Jack Gallienne’s (Little Jack) Tinsel Paintings
John Mahy Gallienne
‘Le p’tit Jacques’
Tinsel paintings combined with work from other artists.
From his best-known images of the ‘Vega’ Red Cross ship to religious texts or celebrations of marriage, Jack was the man to commission a personalised work of art between the 1940s and ’70s in the western parishes of Guernsey. He used a technique of reverse painting on glass with metallic foil, known as ‘tinsel painting’ (a technique popular in America during the late 19th century).

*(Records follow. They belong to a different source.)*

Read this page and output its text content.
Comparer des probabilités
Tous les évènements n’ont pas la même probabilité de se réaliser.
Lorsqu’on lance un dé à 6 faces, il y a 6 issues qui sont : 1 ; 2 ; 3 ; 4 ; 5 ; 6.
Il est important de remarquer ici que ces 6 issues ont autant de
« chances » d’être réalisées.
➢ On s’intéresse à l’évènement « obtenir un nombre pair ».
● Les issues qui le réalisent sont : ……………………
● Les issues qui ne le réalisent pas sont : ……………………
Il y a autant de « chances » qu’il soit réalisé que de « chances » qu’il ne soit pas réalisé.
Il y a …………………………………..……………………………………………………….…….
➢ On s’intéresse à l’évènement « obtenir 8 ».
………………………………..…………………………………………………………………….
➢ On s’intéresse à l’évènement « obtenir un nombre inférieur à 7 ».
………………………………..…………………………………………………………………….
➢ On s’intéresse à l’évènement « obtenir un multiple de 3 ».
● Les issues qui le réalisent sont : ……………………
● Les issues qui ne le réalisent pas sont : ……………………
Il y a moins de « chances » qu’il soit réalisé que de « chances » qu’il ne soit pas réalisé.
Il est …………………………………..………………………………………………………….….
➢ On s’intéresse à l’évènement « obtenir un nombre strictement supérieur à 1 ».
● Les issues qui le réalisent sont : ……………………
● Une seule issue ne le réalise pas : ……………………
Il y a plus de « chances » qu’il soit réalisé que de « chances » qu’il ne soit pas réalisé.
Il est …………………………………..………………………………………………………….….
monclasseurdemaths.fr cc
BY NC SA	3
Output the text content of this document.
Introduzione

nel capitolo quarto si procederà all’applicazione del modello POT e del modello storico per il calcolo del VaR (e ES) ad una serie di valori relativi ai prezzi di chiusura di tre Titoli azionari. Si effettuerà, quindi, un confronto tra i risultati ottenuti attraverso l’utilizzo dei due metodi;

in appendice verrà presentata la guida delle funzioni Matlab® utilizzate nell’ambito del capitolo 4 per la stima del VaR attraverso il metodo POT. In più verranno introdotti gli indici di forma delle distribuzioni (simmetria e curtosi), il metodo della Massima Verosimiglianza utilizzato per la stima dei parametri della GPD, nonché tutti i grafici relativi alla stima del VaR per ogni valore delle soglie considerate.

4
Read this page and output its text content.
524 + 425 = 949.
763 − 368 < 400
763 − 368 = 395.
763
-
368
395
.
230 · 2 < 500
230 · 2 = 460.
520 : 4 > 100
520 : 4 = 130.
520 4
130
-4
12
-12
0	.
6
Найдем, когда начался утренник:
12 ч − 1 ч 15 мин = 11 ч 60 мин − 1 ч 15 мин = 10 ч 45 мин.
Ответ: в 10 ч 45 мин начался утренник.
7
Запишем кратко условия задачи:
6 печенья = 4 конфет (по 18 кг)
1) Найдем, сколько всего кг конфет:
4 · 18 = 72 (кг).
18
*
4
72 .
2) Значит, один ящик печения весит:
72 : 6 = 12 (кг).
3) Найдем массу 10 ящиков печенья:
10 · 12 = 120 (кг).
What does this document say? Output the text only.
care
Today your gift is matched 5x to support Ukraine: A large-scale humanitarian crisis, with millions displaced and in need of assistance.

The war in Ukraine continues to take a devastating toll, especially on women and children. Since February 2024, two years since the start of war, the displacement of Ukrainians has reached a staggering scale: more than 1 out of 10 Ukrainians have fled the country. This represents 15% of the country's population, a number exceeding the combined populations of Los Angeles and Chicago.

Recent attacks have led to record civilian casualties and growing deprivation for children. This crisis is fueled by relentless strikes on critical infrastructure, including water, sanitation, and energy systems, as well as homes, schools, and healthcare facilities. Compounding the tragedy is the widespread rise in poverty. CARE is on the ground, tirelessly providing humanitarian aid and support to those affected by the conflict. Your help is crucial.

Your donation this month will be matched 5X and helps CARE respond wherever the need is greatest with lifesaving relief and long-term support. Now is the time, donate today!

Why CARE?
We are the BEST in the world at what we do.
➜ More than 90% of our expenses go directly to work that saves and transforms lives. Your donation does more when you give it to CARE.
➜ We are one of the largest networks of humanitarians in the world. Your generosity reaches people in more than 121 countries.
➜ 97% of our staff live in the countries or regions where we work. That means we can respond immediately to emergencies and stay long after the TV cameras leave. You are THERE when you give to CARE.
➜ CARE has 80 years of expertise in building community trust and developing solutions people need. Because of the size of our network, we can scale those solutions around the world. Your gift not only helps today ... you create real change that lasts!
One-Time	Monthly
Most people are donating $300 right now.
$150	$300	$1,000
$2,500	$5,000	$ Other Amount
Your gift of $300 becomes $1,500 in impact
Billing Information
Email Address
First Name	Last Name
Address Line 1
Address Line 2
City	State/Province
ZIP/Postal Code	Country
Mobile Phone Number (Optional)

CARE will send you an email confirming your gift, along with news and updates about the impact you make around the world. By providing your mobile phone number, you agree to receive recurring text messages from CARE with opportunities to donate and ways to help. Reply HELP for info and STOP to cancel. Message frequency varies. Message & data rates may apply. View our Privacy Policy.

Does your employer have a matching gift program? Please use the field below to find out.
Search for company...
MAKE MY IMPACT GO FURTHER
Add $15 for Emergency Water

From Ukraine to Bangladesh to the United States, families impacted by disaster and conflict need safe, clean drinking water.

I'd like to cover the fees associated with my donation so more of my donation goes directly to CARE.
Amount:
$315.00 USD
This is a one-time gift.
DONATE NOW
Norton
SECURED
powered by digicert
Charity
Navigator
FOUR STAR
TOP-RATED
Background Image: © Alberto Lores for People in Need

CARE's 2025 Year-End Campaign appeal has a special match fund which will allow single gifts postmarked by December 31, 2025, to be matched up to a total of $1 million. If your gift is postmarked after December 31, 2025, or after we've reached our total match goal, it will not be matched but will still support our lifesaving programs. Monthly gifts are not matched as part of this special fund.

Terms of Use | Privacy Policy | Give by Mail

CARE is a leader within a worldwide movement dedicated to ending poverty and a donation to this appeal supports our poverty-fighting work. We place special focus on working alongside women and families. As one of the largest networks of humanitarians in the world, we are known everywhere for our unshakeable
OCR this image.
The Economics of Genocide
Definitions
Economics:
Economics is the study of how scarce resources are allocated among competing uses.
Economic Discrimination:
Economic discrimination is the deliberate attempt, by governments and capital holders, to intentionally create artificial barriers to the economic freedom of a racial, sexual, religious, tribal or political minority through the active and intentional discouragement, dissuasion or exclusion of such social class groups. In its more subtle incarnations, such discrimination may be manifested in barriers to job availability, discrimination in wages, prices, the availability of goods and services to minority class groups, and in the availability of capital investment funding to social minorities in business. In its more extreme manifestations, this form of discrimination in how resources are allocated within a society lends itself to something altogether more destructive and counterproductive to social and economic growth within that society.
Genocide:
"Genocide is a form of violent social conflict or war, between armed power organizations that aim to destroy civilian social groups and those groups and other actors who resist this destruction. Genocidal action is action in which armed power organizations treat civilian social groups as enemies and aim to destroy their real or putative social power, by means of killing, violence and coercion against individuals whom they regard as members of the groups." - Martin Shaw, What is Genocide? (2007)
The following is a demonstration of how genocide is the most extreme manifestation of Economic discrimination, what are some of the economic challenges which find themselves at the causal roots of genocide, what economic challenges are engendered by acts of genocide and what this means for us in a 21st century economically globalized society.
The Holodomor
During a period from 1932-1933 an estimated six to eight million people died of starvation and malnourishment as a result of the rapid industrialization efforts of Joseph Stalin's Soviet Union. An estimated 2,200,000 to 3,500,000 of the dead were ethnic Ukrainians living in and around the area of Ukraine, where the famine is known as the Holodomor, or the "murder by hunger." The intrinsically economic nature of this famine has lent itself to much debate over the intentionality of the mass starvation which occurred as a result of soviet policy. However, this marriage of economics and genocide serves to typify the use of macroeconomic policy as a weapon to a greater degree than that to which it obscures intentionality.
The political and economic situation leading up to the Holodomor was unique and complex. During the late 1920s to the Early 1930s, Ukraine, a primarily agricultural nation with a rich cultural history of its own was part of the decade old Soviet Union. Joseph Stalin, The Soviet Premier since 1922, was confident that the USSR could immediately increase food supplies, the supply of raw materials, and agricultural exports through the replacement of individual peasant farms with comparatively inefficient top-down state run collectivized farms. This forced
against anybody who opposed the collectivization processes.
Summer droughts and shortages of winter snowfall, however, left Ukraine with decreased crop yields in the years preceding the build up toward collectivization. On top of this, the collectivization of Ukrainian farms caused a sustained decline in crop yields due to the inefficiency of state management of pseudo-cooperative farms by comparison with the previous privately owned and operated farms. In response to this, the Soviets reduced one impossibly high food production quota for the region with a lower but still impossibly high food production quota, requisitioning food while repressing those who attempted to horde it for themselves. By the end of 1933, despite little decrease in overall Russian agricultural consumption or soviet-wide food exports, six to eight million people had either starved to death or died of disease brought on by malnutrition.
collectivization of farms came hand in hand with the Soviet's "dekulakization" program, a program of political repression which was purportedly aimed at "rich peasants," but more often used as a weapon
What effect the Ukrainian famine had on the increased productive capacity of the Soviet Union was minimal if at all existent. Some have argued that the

The image is painted with the detail first, then infilled with paint to give colour to the cigarette packet foil that is either stuck to a backing board or rolled onto the painted glass while wet, clamping all together into a picture frame or tea tray.
His tinsel paintings shine on as a reminder of a poignant time and place on this island and have left a legacy that can carry on helping others. A set of cards has been published to coincide with this show, the profits of which are being donated to the British Red Cross. This selection of his surviving paintings was gathered together after an article In Les Tortévalais Magazine brought to light most of this collection. The generous loaning of these family heirlooms has enabled this exhibition to be realised and maybe inspire new works using these techniques.
This exhibition is being curated by Keith Langlois.